Geranylgeranyl reductase (GGR) plays crucial roles in both vitamin E and chlorophyll biosynthesis. GGR is thought to have two functions: reduction of geranylgeranyl pyrophosphate (GGPP) to phytyl pyrophosphate (PPP), and reduction of geranylgeranyl-chlorophyll to chlorophyll16. Arabidopsis thaliana encodes only one GGR gene at the gene locus At1g74470. The homologous gene to Arabidopsis GGR in rice (Oryza sativa) is Os02g0744900 (OsGGR1/LYL1/OsChl P), which has a nucleic acid sequence that is 65% identical to that of At1g74470.

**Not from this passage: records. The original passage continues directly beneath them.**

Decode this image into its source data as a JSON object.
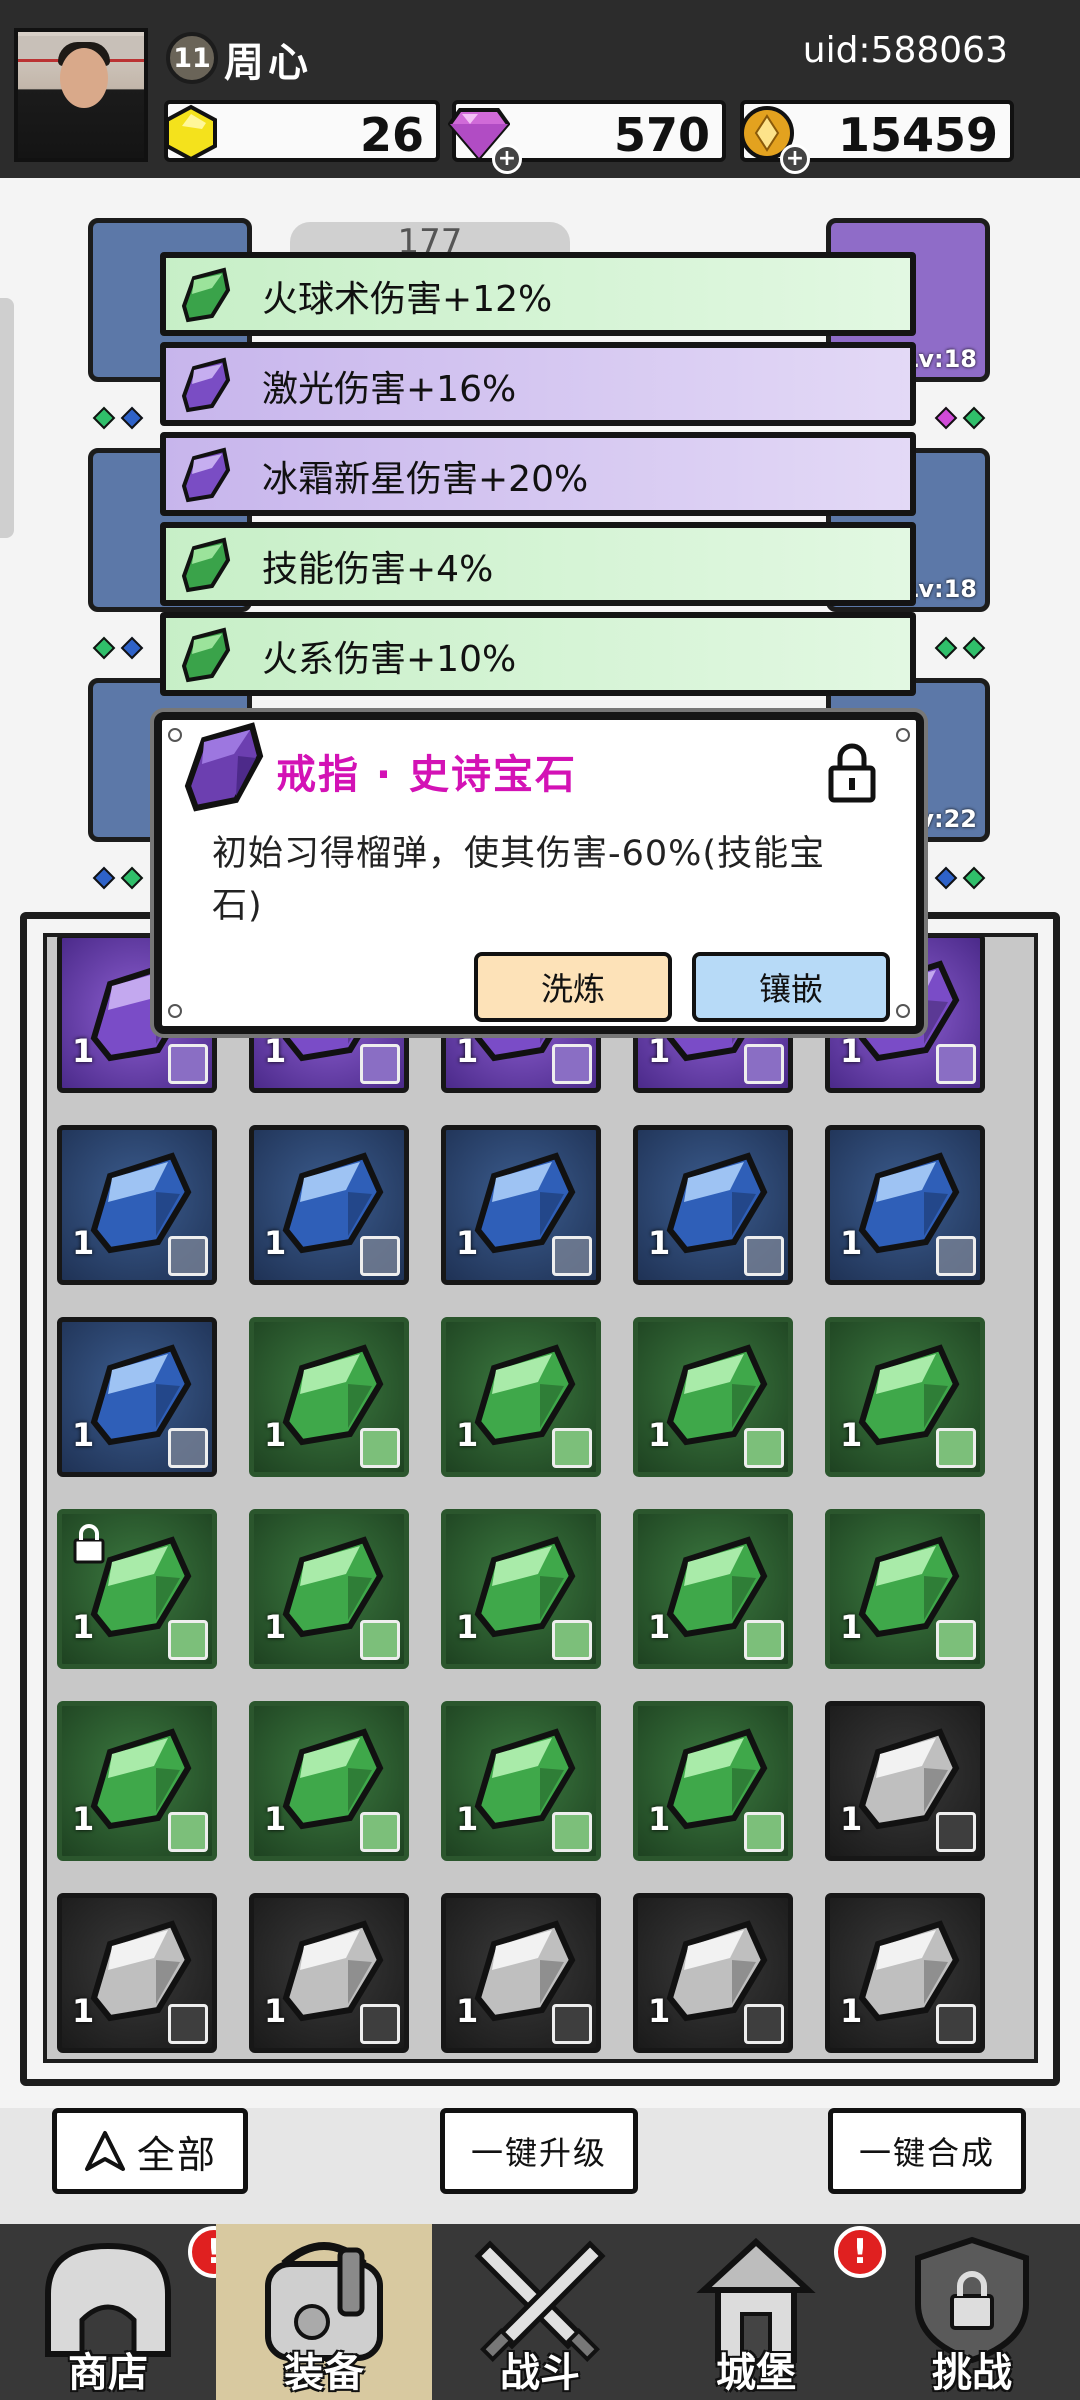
{
  "header": {
    "player_level": "11",
    "player_name": "周心",
    "uid": "uid:588063",
    "currencies": {
      "energy": "26",
      "gems": "570",
      "gold": "15459"
    }
  },
  "slots": {
    "lv_top_right": "Lv:18",
    "lv_mid_right": "Lv:18",
    "lv_low_right": "Lv:22",
    "power_partial": "177"
  },
  "skills": [
    {
      "text": "火球术伤害+12%",
      "color": "green"
    },
    {
      "text": "激光伤害+16%",
      "color": "purple"
    },
    {
      "text": "冰霜新星伤害+20%",
      "color": "purple"
    },
    {
      "text": "技能伤害+4%",
      "color": "green"
    },
    {
      "text": "火系伤害+10%",
      "color": "green"
    }
  ],
  "popup": {
    "title": "戒指 · 史诗宝石",
    "description": "初始习得榴弹，使其伤害-60%(技能宝石)",
    "refine_label": "洗炼",
    "inlay_label": "镶嵌",
    "locked": true
  },
  "inventory": {
    "count_label": "1",
    "rows": [
      [
        "purple",
        "purple",
        "purple",
        "purple",
        "purple"
      ],
      [
        "blue",
        "blue",
        "blue",
        "blue",
        "blue"
      ],
      [
        "blue",
        "green",
        "green",
        "green",
        "green"
      ],
      [
        "green",
        "green",
        "green",
        "green",
        "green"
      ],
      [
        "green",
        "green",
        "green",
        "green",
        "gray"
      ],
      [
        "gray",
        "gray",
        "gray",
        "gray",
        "gray"
      ]
    ]
  },
  "actions": {
    "all_label": "全部",
    "upgrade_label": "一键升级",
    "compose_label": "一键合成"
  },
  "nav": {
    "shop": "商店",
    "equip": "装备",
    "battle": "战斗",
    "castle": "城堡",
    "challenge": "挑战",
    "alert": "!"
  },
  "colors": {
    "epic": "#d312b5",
    "refine_btn": "#fde2b8",
    "inlay_btn": "#b7daf7"
  }
}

T3 is characteristically abundant in rice bran and is known to have greater antioxidant activity17, triglyceride-lowering effects18, and anti-angiogenesis activity19 compared to Toc. As such, we aim to develop new varieties of T3-rich rice to produce high-purity T3 without Toc. During this effort, we previously described rice cultivars that are rich in T320, and used quantitative trait loci (QTL) analysis to identify five loci on rice chromosomes that contribute to T3 production21.

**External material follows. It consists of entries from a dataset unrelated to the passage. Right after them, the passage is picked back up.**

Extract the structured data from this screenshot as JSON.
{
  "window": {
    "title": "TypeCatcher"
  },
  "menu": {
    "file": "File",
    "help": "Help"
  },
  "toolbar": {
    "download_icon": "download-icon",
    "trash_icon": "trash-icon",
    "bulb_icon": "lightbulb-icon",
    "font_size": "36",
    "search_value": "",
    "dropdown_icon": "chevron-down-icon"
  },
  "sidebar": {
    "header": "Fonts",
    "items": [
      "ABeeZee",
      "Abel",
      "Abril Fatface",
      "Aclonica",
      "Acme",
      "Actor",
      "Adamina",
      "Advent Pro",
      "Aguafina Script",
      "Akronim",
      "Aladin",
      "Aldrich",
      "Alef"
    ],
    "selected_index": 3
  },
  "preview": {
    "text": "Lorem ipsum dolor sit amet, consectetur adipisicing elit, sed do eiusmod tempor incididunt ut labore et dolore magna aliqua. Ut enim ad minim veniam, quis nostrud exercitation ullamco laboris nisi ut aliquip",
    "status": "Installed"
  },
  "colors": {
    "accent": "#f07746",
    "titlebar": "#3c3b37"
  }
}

T3 is biosynthesized from GGPP and homogentisic acid (HGA), whereas Toc is biosynthesized from PPP and HGA. PPP is generated from GGPP via the chlorophyll degradation pathway or direct reduction of GGPP by GGR catalytic activity (Fig. 1). We predicted that if GGR is inactivated, GGPP levels would increase, accompanied by an increase in T3 and absence of Toc synthesis. During the analysis of rice with an inactive GGR mutation, we found evidence for the existence of a second gene involved in GGR synthesis in addition to the Arabidopsis GGR orthologue OsGGR1.

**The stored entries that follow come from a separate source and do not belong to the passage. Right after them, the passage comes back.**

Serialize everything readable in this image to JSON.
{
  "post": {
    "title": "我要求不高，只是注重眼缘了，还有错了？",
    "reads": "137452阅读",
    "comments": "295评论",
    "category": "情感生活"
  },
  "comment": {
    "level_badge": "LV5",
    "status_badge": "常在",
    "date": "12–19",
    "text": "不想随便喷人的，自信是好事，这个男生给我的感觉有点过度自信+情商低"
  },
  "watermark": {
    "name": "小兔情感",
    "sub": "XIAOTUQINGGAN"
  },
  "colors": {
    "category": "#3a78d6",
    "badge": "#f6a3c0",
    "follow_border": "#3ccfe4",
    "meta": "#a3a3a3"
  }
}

Schematic pathway of vitamin E biosynthesis in plants. Abbreviations: Toc, tocopherol; T3, tocotrienol; GGPP, geranylgeranyl pyrophosphate; PPP, phytyl pyrophosphate; HGA, homogentisic acid; HGGT, homogentisate geranylgeranyl transferase; GGR, geranylgeranyl reductase. These enzymes, chlorophyll synthase, and chlorophyll degradation related enzymes are involved in vitamin E biosynthesis in plants. R1and R2 represent methyl groups or hydrogen.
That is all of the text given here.